How, then, should we conceive of the state-appointed electors? The advocates of electoral freedom point to the original purpose of the Electoral College: Namely to introduce a layer of good judgment between the vote of the mob and the official choice of the president. The closest analogy in our structure of government is the trial jury, which interposes the judgment of common people as a restraint on the official application of the law. In the early days of our system, both electors and juries enjoyed more freedom of judgment than they have now.

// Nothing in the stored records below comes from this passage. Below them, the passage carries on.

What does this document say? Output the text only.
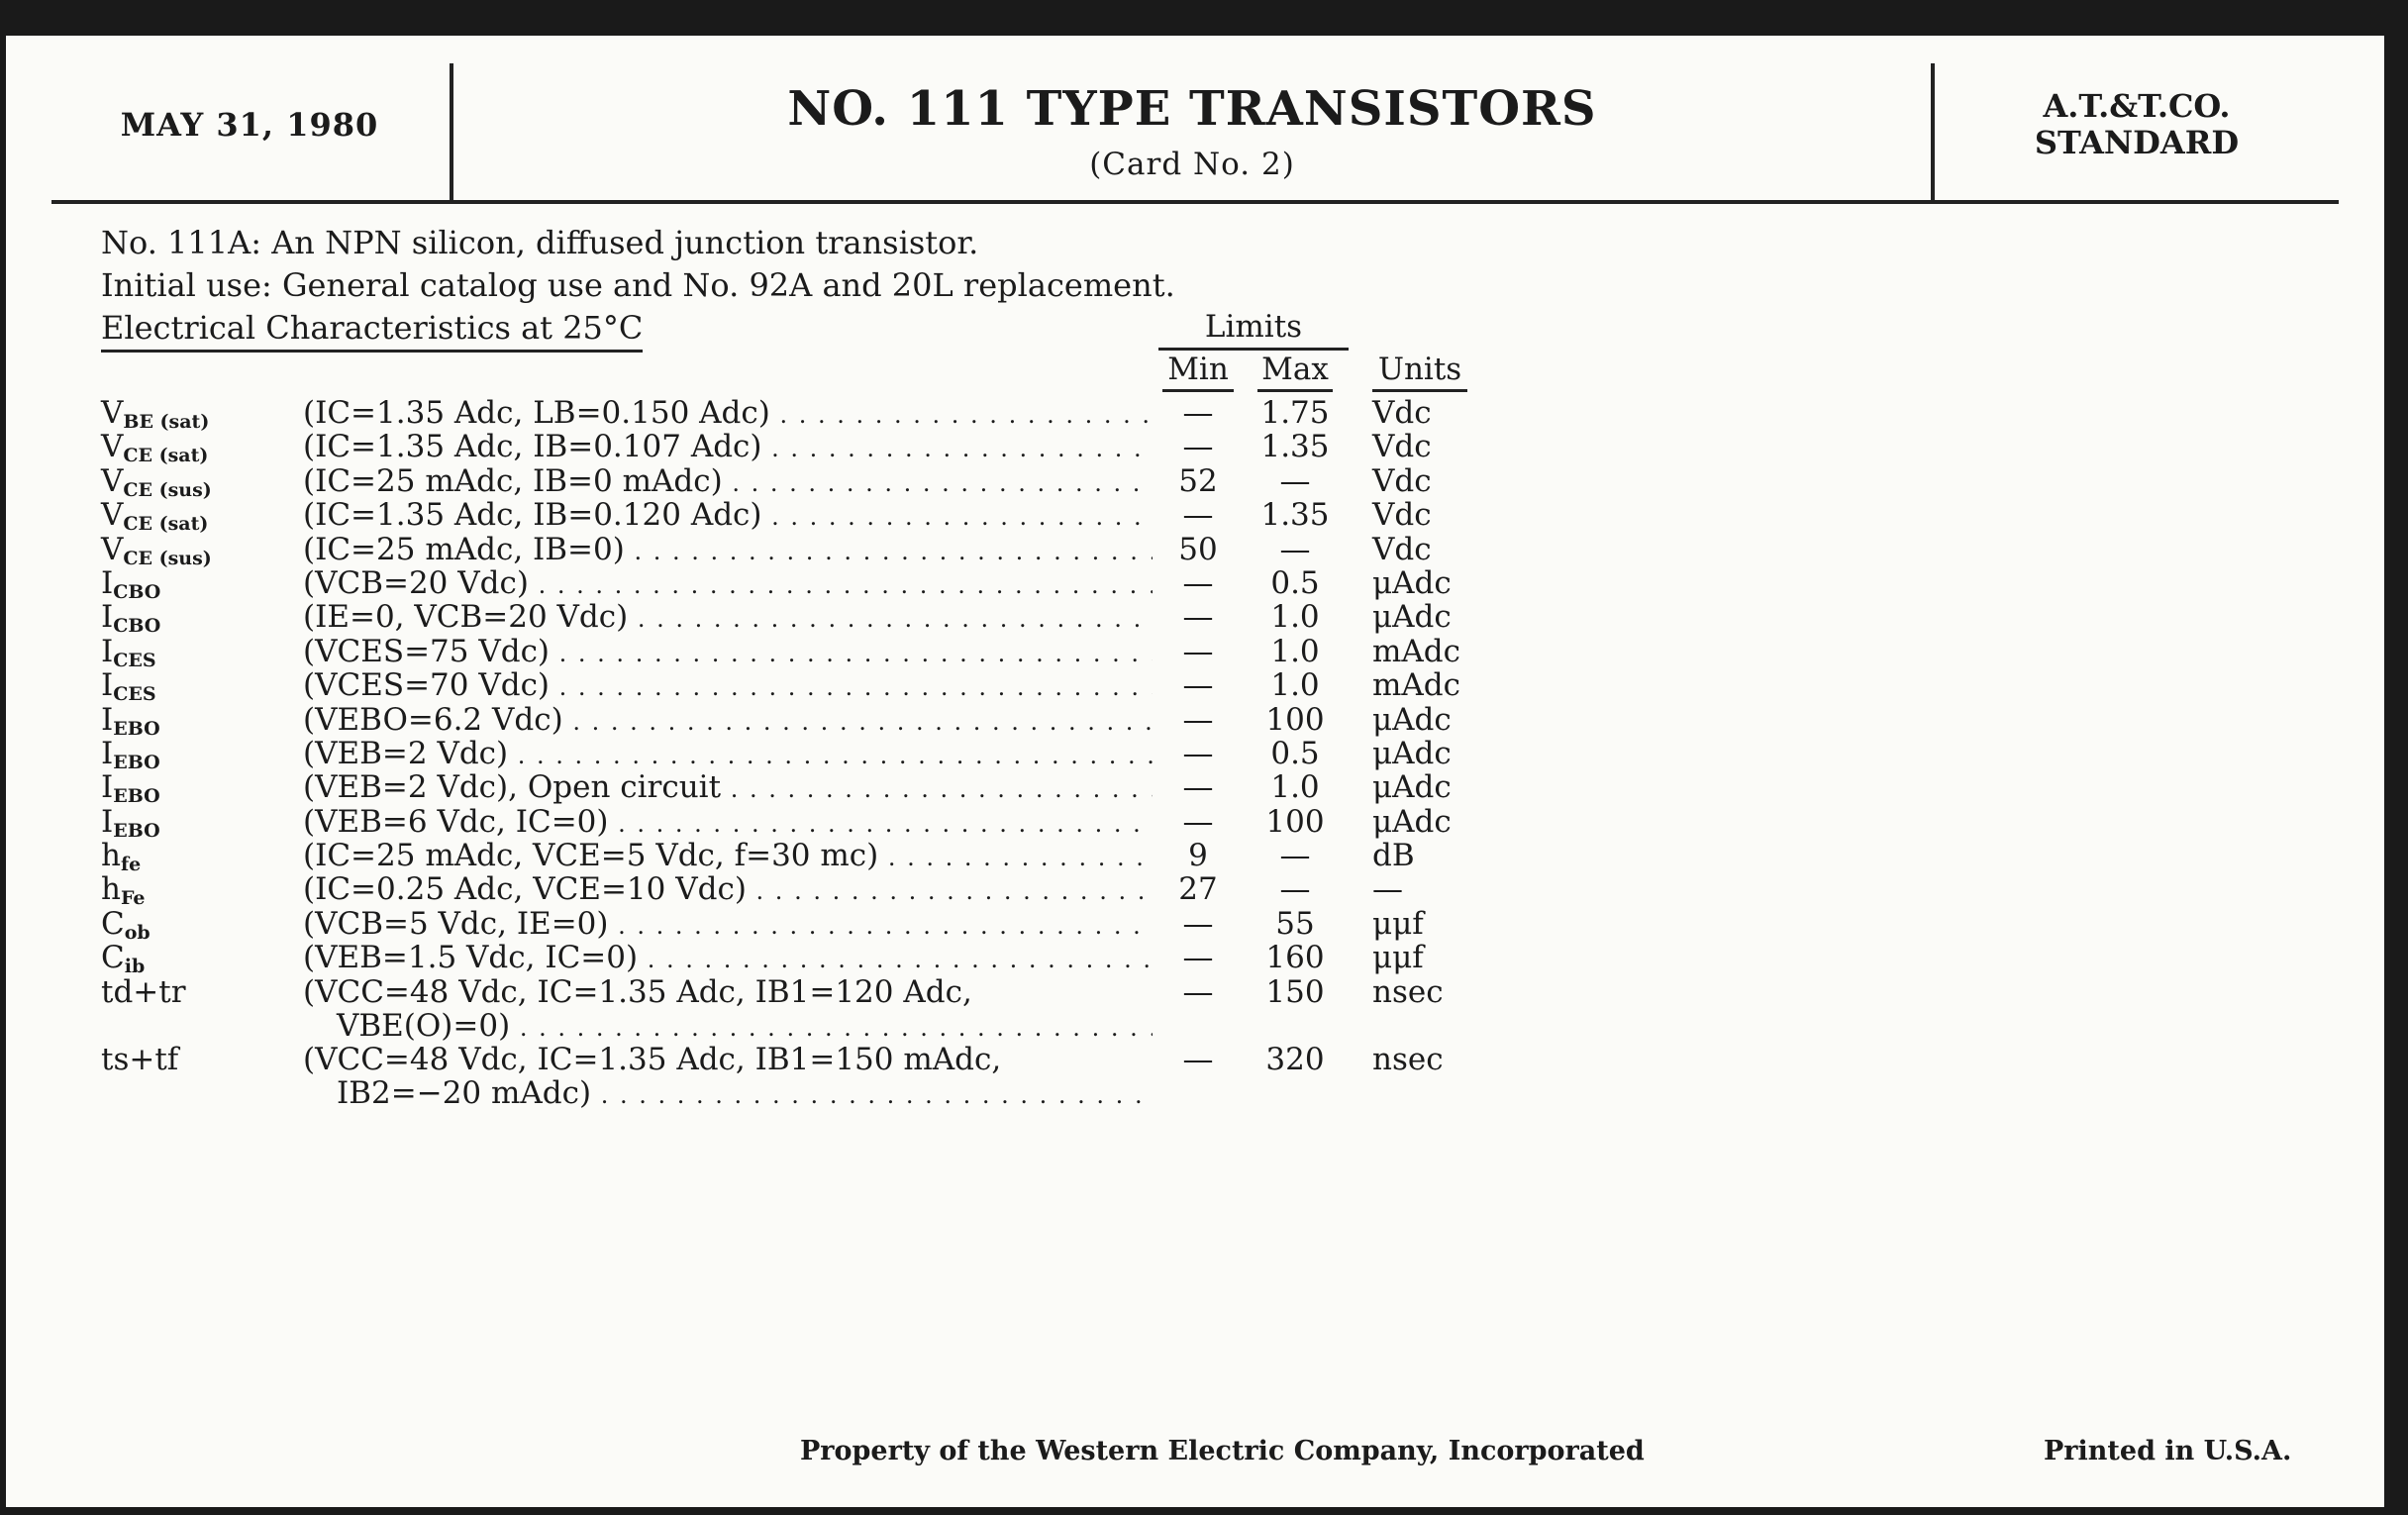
MAY 31, 1980	NO. 111 TYPE TRANSISTORS
(Card No. 2)
A.T.&T.CO.
STANDARD
No. 111A: An NPN silicon, diffused junction transistor.
Initial use: General catalog use and No. 92A and 20L replacement.
Electrical Characteristics at 25°C	Limits
Min Max Units
$V_{BE (sat)}$	(IC=1.35 Adc, LB=0.150 Adc) . . .	—	1.75 Vdc
$V_{CE (sat)}$	(IC=1.35 Adc, IB=0.107 Adc) . . .	—	1.35 Vdc
$V_{CE (sus)}$	(IC=25 mAdc, IB=0 mAdc) . . .	52	—	Vdc
$V_{CE (sat)}$	(IC=1.35 Adc, IB=0.120 Adc) . . .	—	1.35 Vdc
$V_{CE (sus)}$	(IC=25 mAdc, IB=0) . . .	50	—	Vdc
$I_{CBO}$	(VCB=20 Vdc) . . .	—	0.5	μAdc
$I_{CBO}$	(IE=0, VCB=20 Vdc) . . .	—	1.0	μAdc
$I_{CES}$	(VCES=75 Vdc) . . .	—	1.0	mAdc
$I_{CES}$	(VCES=70 Vdc) . . .	—	1.0	mAdc
$I_{EBO}$	(VEBO=6.2 Vdc) . . .	—	100 μAdc
$I_{EBO}$	(VEB=2 Vdc) . . .	—	0.5	μAdc
$I_{EBO}$	(VEB=2 Vdc), Open circuit . . .	—	1.0	μAdc
$I_{EBO}$	(VEB=6 Vdc, IC=0) . . .	—	100 μAdc
$h_{fe}$	(IC=25 mAdc, VCE=5 Vdc, f=30 mc) . . .	9	—	dB
$h_{Fe}$	(IC=0.25 Adc, VCE=10 Vdc) . . .	27	—	—
$C_{ob}$	(VCB=5 Vdc, IE=0) . . .	—	55	μμf
$C_{ib}$	(VEB=1.5 Vdc, IC=0) . . .	—	160 μμf
td+tr	(VCC=48 Vdc, IC=1.35 Adc, IB1=120 Adc,
VBE(O)=0) . . .
—	150 nsec
ts+tf	(VCC=48 Vdc, IC=1.35 Adc, IB1=150 mAdc,
IB2=−20 mAdc) . . .
—	320 nsec
Property of the Western Electric Company, Incorporated	Printed in U.S.A.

The method of election underwent a profound change in 1803 with the intruduction of the 12th Amendment. Under the original system of voting, the person who came in second was vice president. That is why John Adams had to endure cohabitation with Thomas Jefferson and why Jefferson had to put up with Aaron Burr. The 1803 amendment recognized, for the first time, that candidates for the presidency and vice presidency run as members of a ticket, as colleagues standing for a single political party.

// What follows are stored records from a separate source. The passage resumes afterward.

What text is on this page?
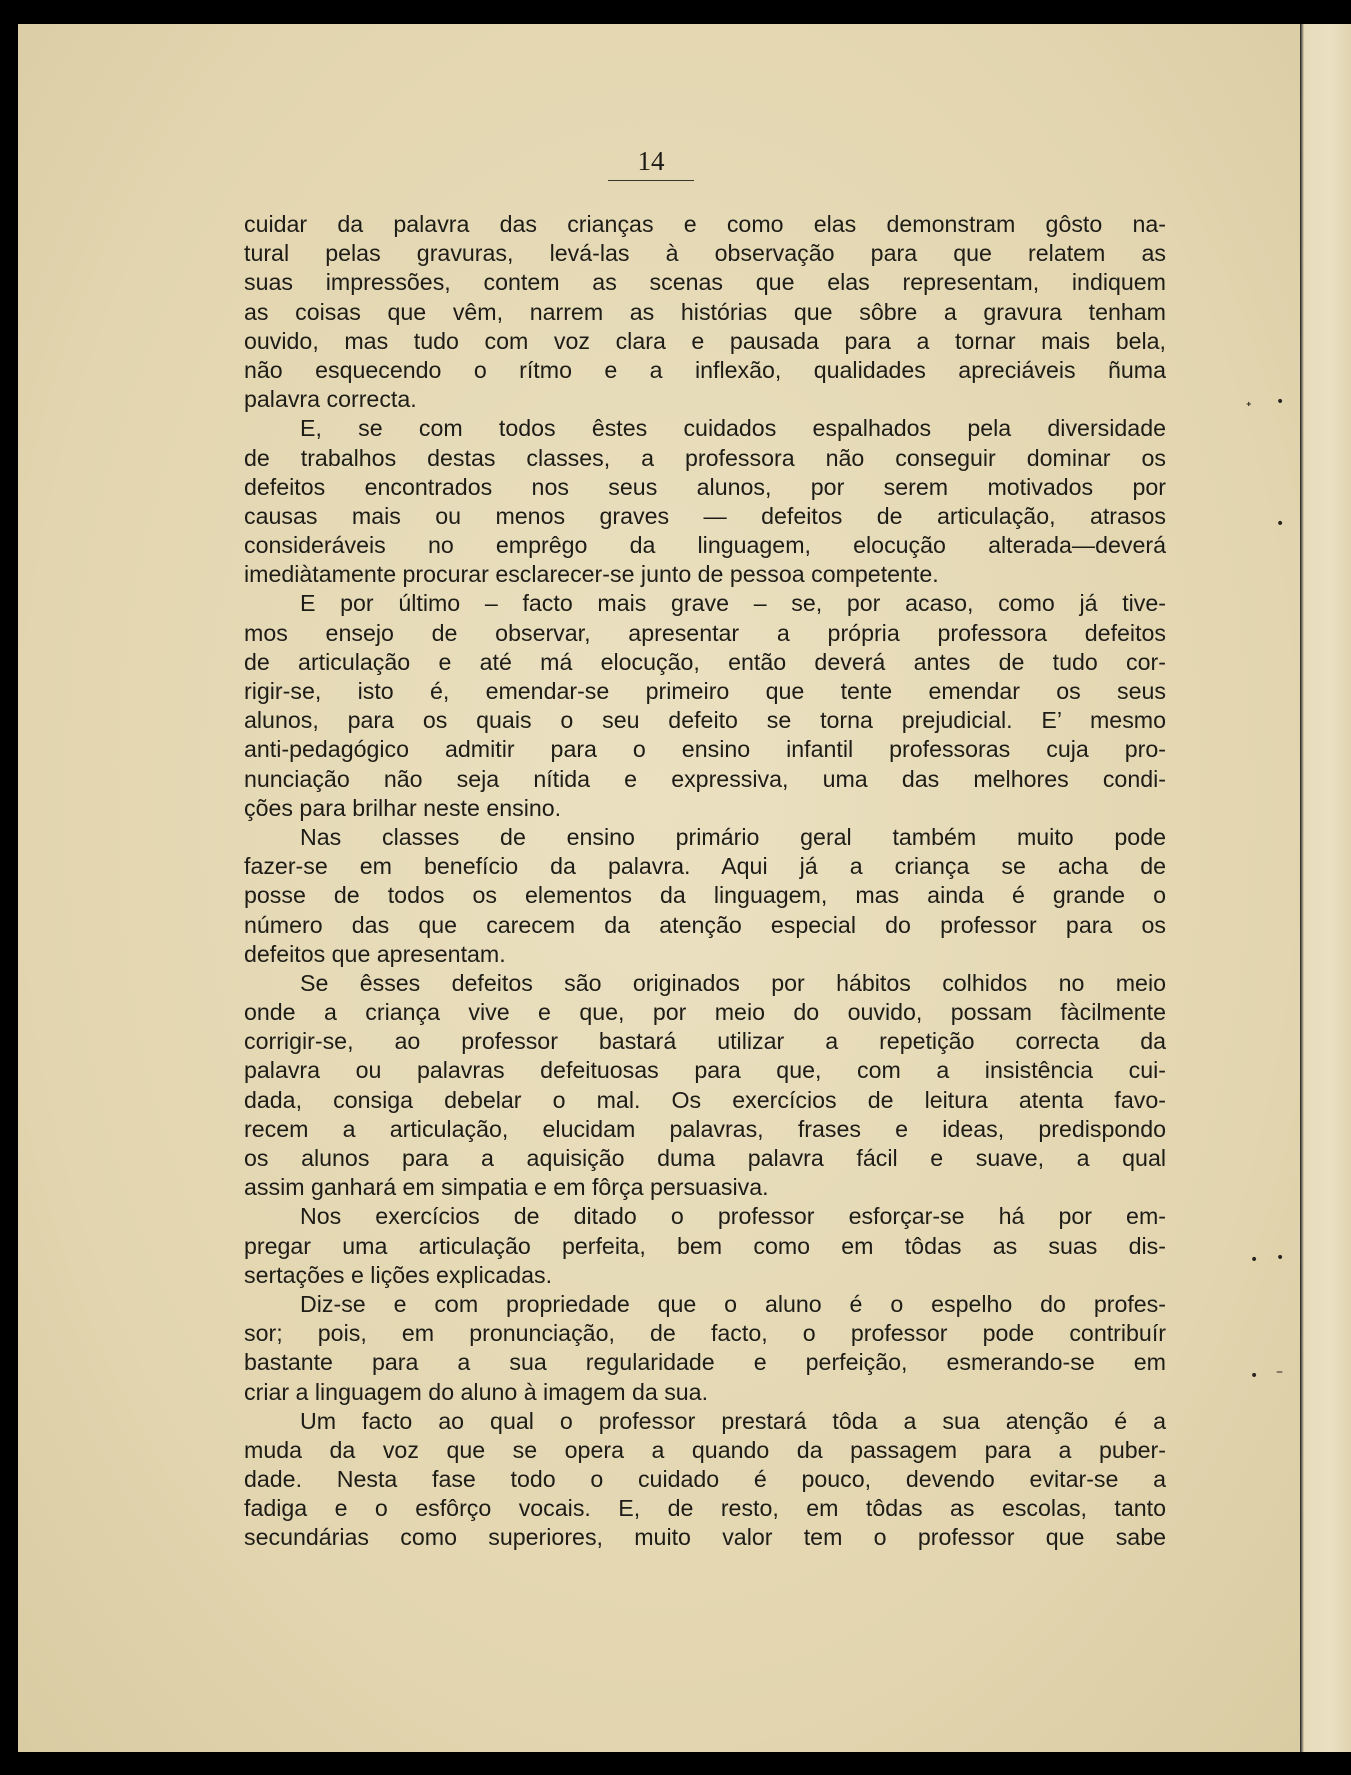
14
cuidar da palavra das crianças e como elas demonstram gôsto na-
tural pelas gravuras, levá-las à observação para que relatem as
suas impressões, contem as scenas que elas representam, indiquem
as coisas que vêm, narrem as histórias que sôbre a gravura tenham
ouvido, mas tudo com voz clara e pausada para a tornar mais bela,
não esquecendo o rítmo e a inflexão, qualidades apreciáveis ñuma
palavra correcta.
E, se com todos êstes cuidados espalhados pela diversidade
de trabalhos destas classes, a professora não conseguir dominar os
defeitos encontrados nos seus alunos, por serem motivados por
causas mais ou menos graves — defeitos de articulação, atrasos
consideráveis no emprêgo da linguagem, elocução alterada—deverá
imediàtamente procurar esclarecer-se junto de pessoa competente.
E por último – facto mais grave – se, por acaso, como já tive-
mos ensejo de observar, apresentar a própria professora defeitos
de articulação e até má elocução, então deverá antes de tudo cor-
rigir-se, isto é, emendar-se primeiro que tente emendar os seus
alunos, para os quais o seu defeito se torna prejudicial. E’ mesmo
anti-pedagógico admitir para o ensino infantil professoras cuja pro-
nunciação não seja nítida e expressiva, uma das melhores condi-
ções para brilhar neste ensino.
Nas classes de ensino primário geral também muito pode
fazer-se em benefício da palavra. Aqui já a criança se acha de
posse de todos os elementos da linguagem, mas ainda é grande o
número das que carecem da atenção especial do professor para os
defeitos que apresentam.
Se êsses defeitos são originados por hábitos colhidos no meio
onde a criança vive e que, por meio do ouvido, possam fàcilmente
corrigir-se, ao professor bastará utilizar a repetição correcta da
palavra ou palavras defeituosas para que, com a insistência cui-
dada, consiga debelar o mal. Os exercícios de leitura atenta favo-
recem a articulação, elucidam palavras, frases e ideas, predispondo
os alunos para a aquisição duma palavra fácil e suave, a qual
assim ganhará em simpatia e em fôrça persuasiva.
Nos exercícios de ditado o professor esforçar-se há por em-
pregar uma articulação perfeita, bem como em tôdas as suas dis-
sertações e lições explicadas.
Diz-se e com propriedade que o aluno é o espelho do profes-
sor; pois, em pronunciação, de facto, o professor pode contribuír
bastante para a sua regularidade e perfeição, esmerando-se em
criar a linguagem do aluno à imagem da sua.
Um facto ao qual o professor prestará tôda a sua atenção é a
muda da voz que se opera a quando da passagem para a puber-
dade. Nesta fase todo o cuidado é pouco, devendo evitar-se a
fadiga e o esfôrço vocais. E, de resto, em tôdas as escolas, tanto
secundárias como superiores, muito valor tem o professor que sabe
•
˖
•
•
•
–
•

Along with the recognition of ticket voting, the electors lost their individuality and became agents of particular parties pledged to elect candidates who won in the popular election. If the electors were originally supposed to vote as the Republic's ''wise men,'' this was not their task after ratification of the 12th Amendment. The electors have become an anomaly, a throwback to the Constitution of 1789, when we did not trust the electorate and did not realize that voters would eventually vote for party tickets.

When Governor Bush declares himself the winner, he is subscribing to a view of the Constitution that a text-bound strict constructionist would not share. He believes in the unwritten rules that have become accepted as binding constitutional practice. This, of course, is the way a conservative should think: Tradition itself becomes a source of constitutional authority. One of our traditionally accepted, unwritten rules is that the electors must vote for the candidate to whom they are pledged. If they do not, the Supreme Court could, in my opinion, declare their votes null and void as a violation of the de facto constitutional principles that govern the country.

If he wants to think of himself as president-elect, Governor Bush should remember his view of the Constitution. He believes in a conservative Constitution, sensitive to tradition and capable of absorbing new principles that rise up from the practice and beliefs of the people. This will be critical if and when he should have the opportunity to appoint justices to the Supreme Court. As he accepted the customary rule that electors must vote their pledges, he should appoint judges who share this philosophy of sensitivity to the unwritten rules - like the right to privacy - that have become entrenched in our understanding of our Constitution.

George P. Fletcher is Cardozo Professor Jurisprudence at the Columbia University School of Law.